Barbara Vuano, partendo dalla tesi di laurea in Antropologia culturale con relatore il professor Gian Paolo Gri, pubblica un libro-inchiesta, che è anche ricostruzione storica e riflessione attorno alle simbologie dei gesti e riti della tradizione, partendo dagli studi di Nicoloso Ciceri e Ostermann. Nascere nella cenere (Forum Editrice) rimanda alla “cinise” sterile su cui poteva avvenire il parto, in una stalla o in stavoli sperduti. Il libro è stato recentemente presentato a Palazzo Antonini a Udine, dall’autrice con Donatella Cozzi, Patrizia Quattrocchi e Fabiana Fusco.
Le interviste, raccolte nel 2005-2006 a 5 ostetriche e 5 partorienti in casa, narrano vicende avvenute tra il ‘42 e il ‘79 nei comuni carnici, dove più sopravvive la tradizione: Rigolato, Comeglians, Ovaro, Lauco, Socchieve e Sutrio.
Scopriamo che il parto in Carnia, normalmente in casa fino al ‘62 (prima della sovvenzione per l’assistenza ospedaliera), non era un fatto privato ma della collettività.

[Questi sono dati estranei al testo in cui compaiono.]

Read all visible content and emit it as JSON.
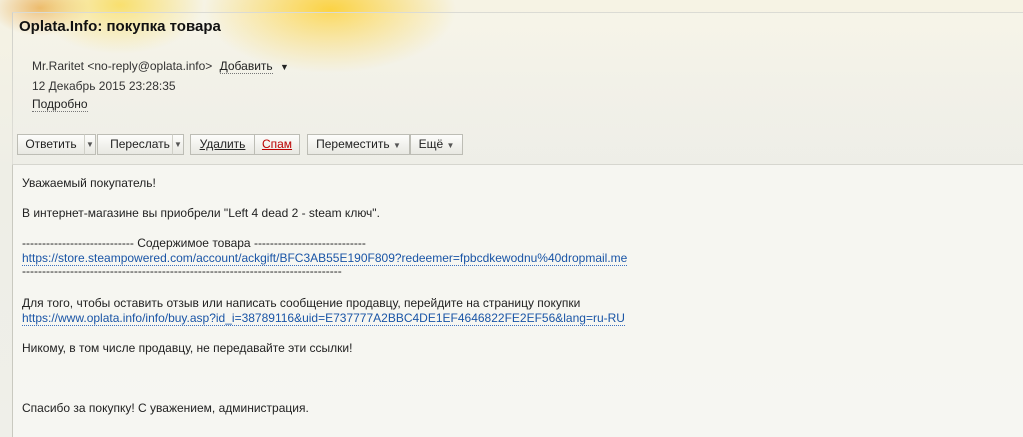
{
  "message": {
    "subject": "Oplata.Info: покупка товара",
    "sender": "Mr.Raritet <no-reply@oplata.info>",
    "add_label": "Добавить",
    "date": "12 Декабрь 2015 23:28:35",
    "details_label": "Подробно"
  },
  "toolbar": {
    "reply": "Ответить",
    "forward": "Переслать",
    "delete": "Удалить",
    "spam": "Спам",
    "move": "Переместить",
    "more": "Ещё",
    "dropdown_glyph": "▼"
  },
  "body": {
    "greeting": "Уважаемый покупатель!",
    "purchased": "В интернет-магазине вы приобрели \"Left 4 dead 2 - steam ключ\".",
    "contents_header": "---------------------------- Содержимое товара ----------------------------",
    "steam_link": "https://store.steampowered.com/account/ackgift/BFC3AB55E190F809?redeemer=fpbcdkewodnu%40dropmail.me",
    "contents_footer": "--------------------------------------------------------------------------------",
    "feedback_text": "Для того, чтобы оставить отзыв или написать сообщение продавцу, перейдите на страницу покупки",
    "buy_link": "https://www.oplata.info/info/buy.asp?id_i=38789116&uid=E737777A2BBC4DE1EF4646822FE2EF56&lang=ru-RU",
    "warning": "Никому, в том числе продавцу, не передавайте эти ссылки!",
    "thanks": "Спасибо за покупку! С уважением, администрация."
  }
}
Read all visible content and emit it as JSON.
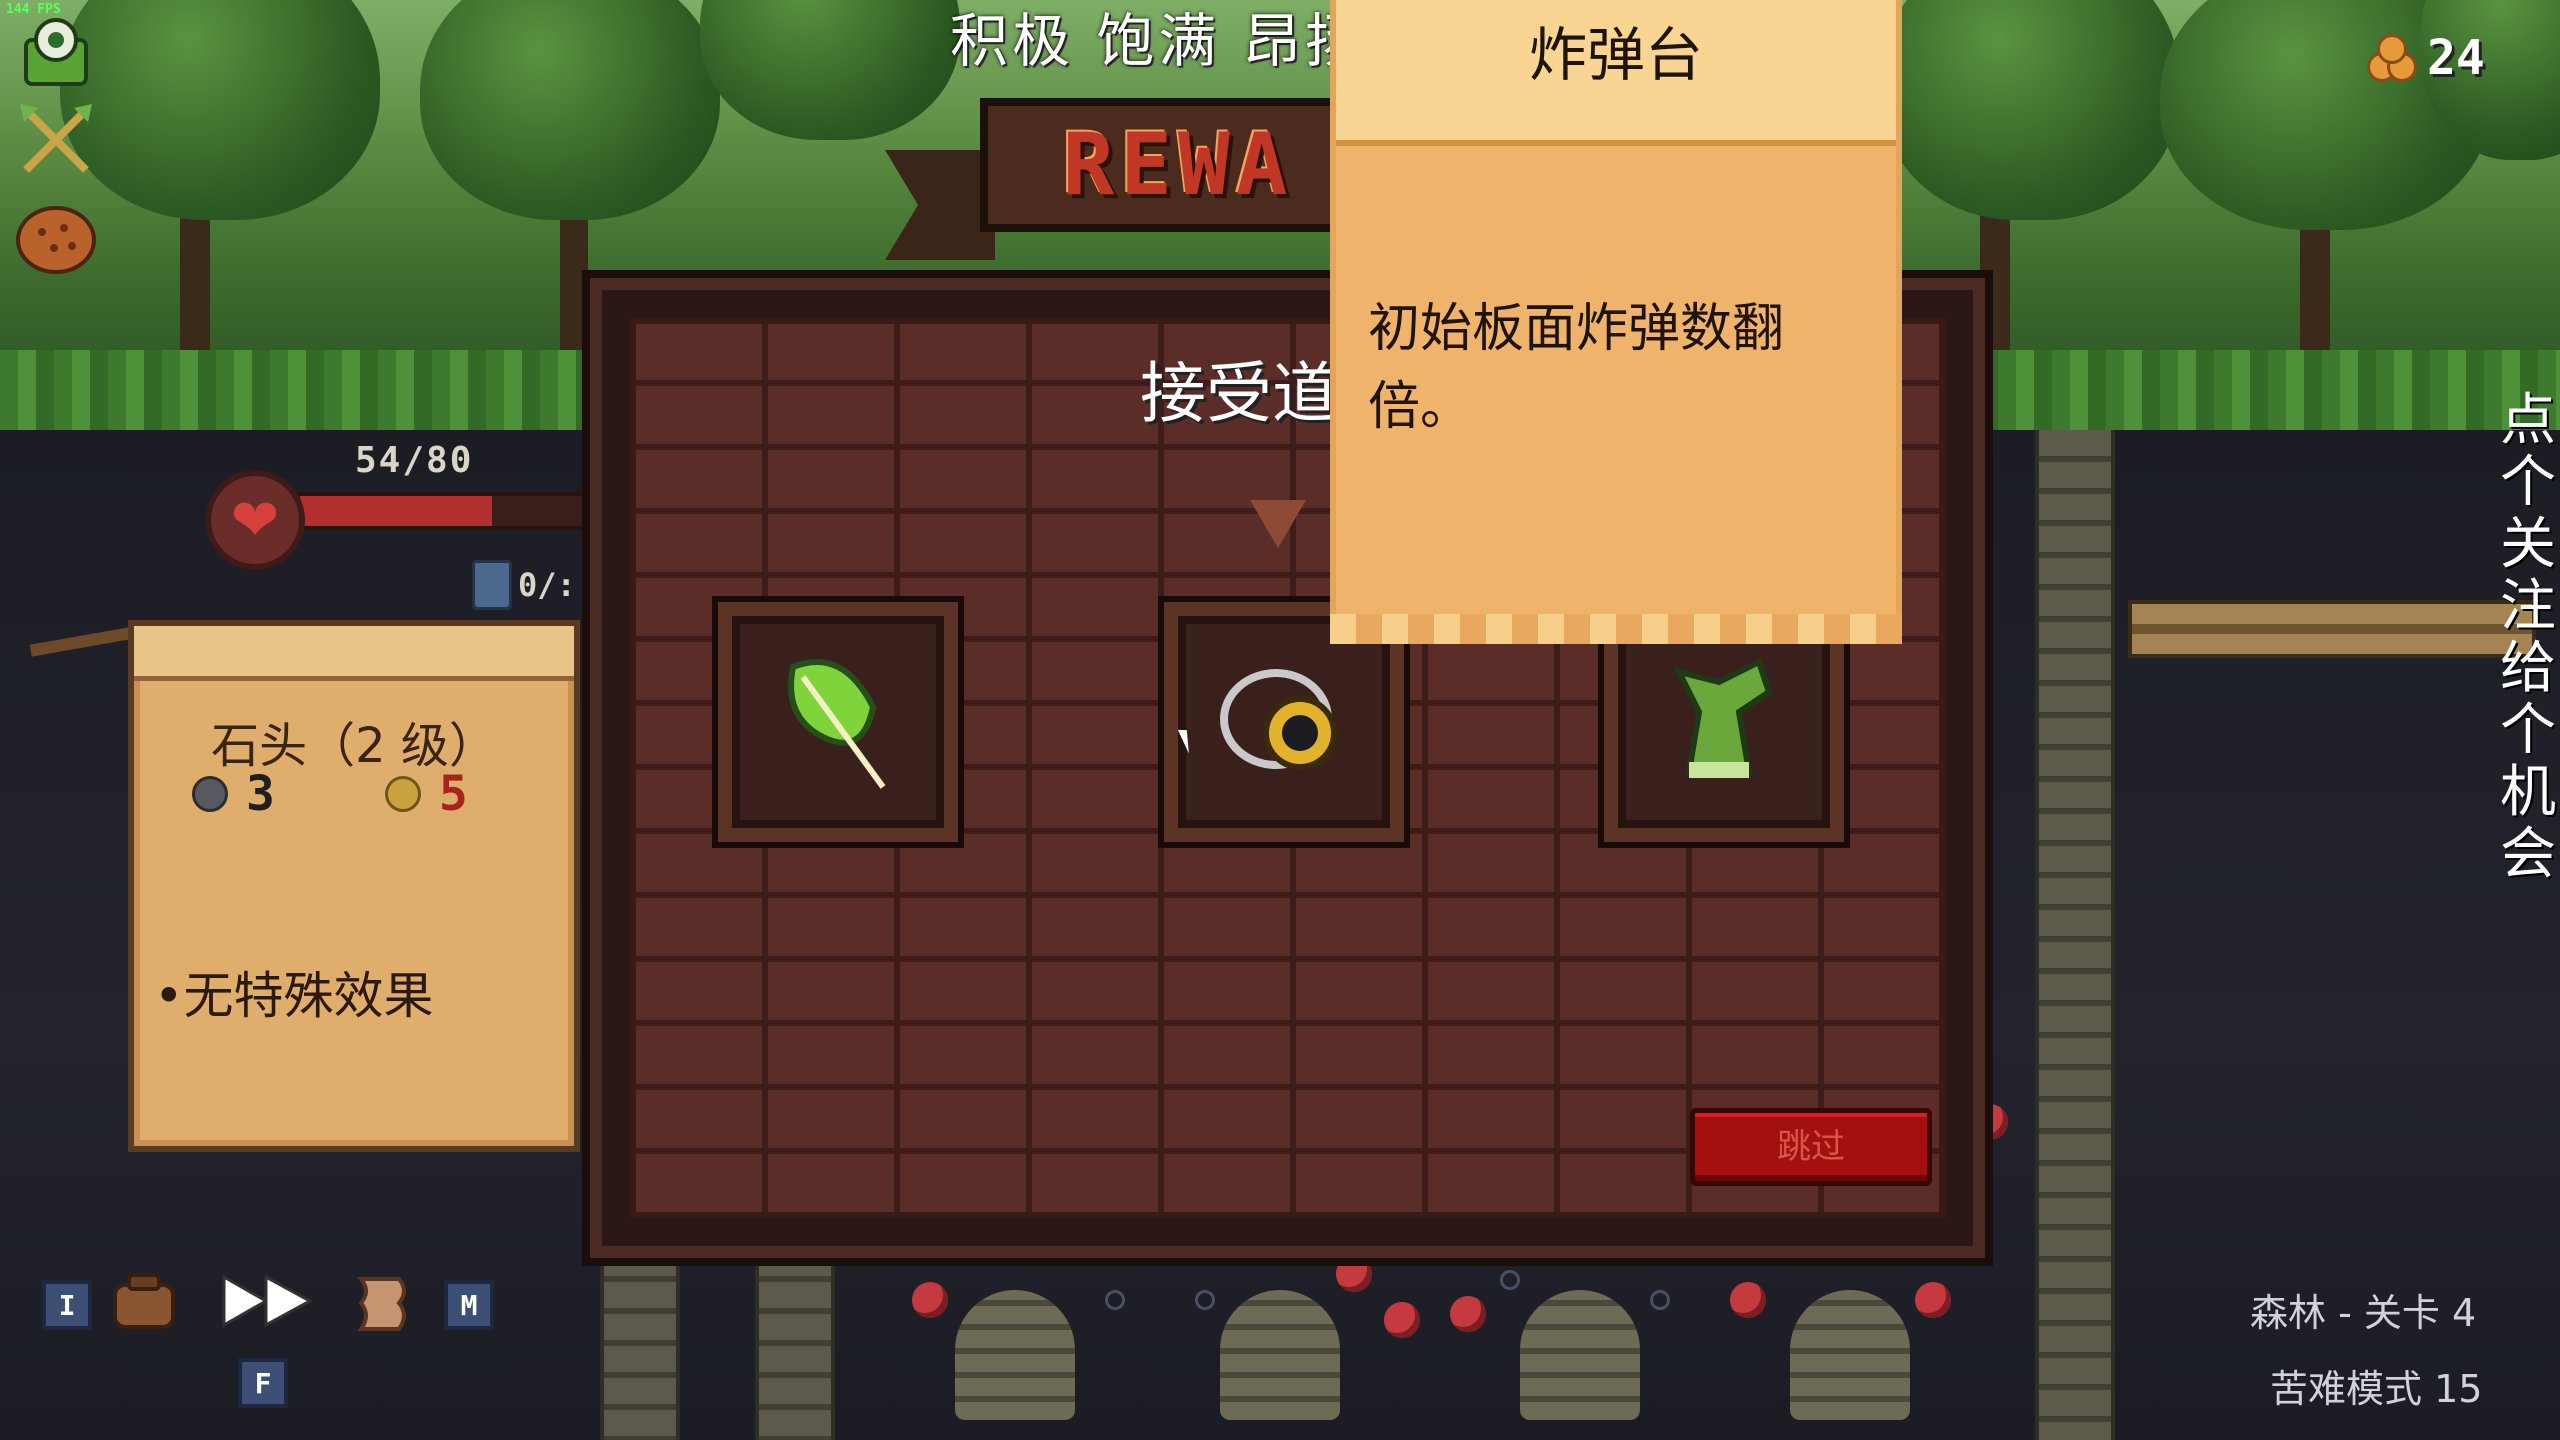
{
  "hud": {
    "fps": "144 FPS",
    "icons": [
      "eye-monster-icon",
      "crossed-arrows-icon",
      "cookie-icon"
    ],
    "coins": "24",
    "hp": "54/80",
    "hp_fraction": 0.675,
    "discard": "0/:"
  },
  "subtitle": "积极 饱满 昂扬 坚定 自信 乐观",
  "reward": {
    "banner": "REWA",
    "prompt": "接受道",
    "slots": [
      {
        "icon": "green-leaf-icon"
      },
      {
        "icon": "bomb-amulet-icon"
      },
      {
        "icon": "green-goblin-statue-icon"
      }
    ],
    "skip_label": "跳过"
  },
  "tooltip": {
    "title": "炸弹台",
    "description": "初始板面炸弹数翻倍。"
  },
  "info_card": {
    "title": "石头（2 级）",
    "stat_gray": "3",
    "stat_gold": "5",
    "effect": "•无特殊效果"
  },
  "toolbar": {
    "inventory_key": "I",
    "map_key": "M",
    "fast_key": "F"
  },
  "side_text": "点个关注，给个机会",
  "level": {
    "name": "森林 - 关卡 4",
    "difficulty": "苦难模式 15"
  },
  "colors": {
    "skip_button": "#a3100f",
    "tooltip_paper": "#f0b36c",
    "board_brick": "#5b2d29"
  }
}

Varie le presenze femminili solidali oltre la levatrice, che procedeva con la bollitura degli strumenti e l’olio di ricino per intensificare le contrazioni. Per le partorienti c’era il “mangiâ speciâl”, “roba cjara”, “las spremudas” o la gallina “cu las plumas neras”, e poi 40 giorni di isolamento fino alla benedizione del prete. I rituali di seppellimento della placenta spettavano al marito. Se il bimbo nasceva con la camicia, avvolto nel sacco amniotico, poteva essere un benandante.
Stretta la corrispondenza tra il corpo della donna e quello del nascituro: le collane usate in gestazione potevano far soffocare il bimbo dal cordone ombelicale nell’atto della nascita, i desideri potevano trasformarsi in voglie, macchie perenni sul figlio. C’erano i santi a cui votarsi per avere prole o, viceversa, l’unico contraccettivo, l’emigrazione per lavoro del marito. E i precetti magici per preservare la donna incinta: non giurare per non avere un figlio bugiardo e guai farsi toccare da altre donne o uccidere animali.
Tra le pagine troviamo la levatrice che introduce la novità di far partorire in cucina portandovi la rete del letto, perché le camere non erano riscaldate, o l’ostetrica dell’ospedale di Tolmezzo che racconta come il parto da evento fisiologico sia diventato patologico, ossessivamente monitorato.
E la sorpresa delle sorprese: la levatrice che comunica alla donna appena sgravata che «ce n’era un altro, lei l’aveva capito subito, non gliel’aveva detto per non agitarla».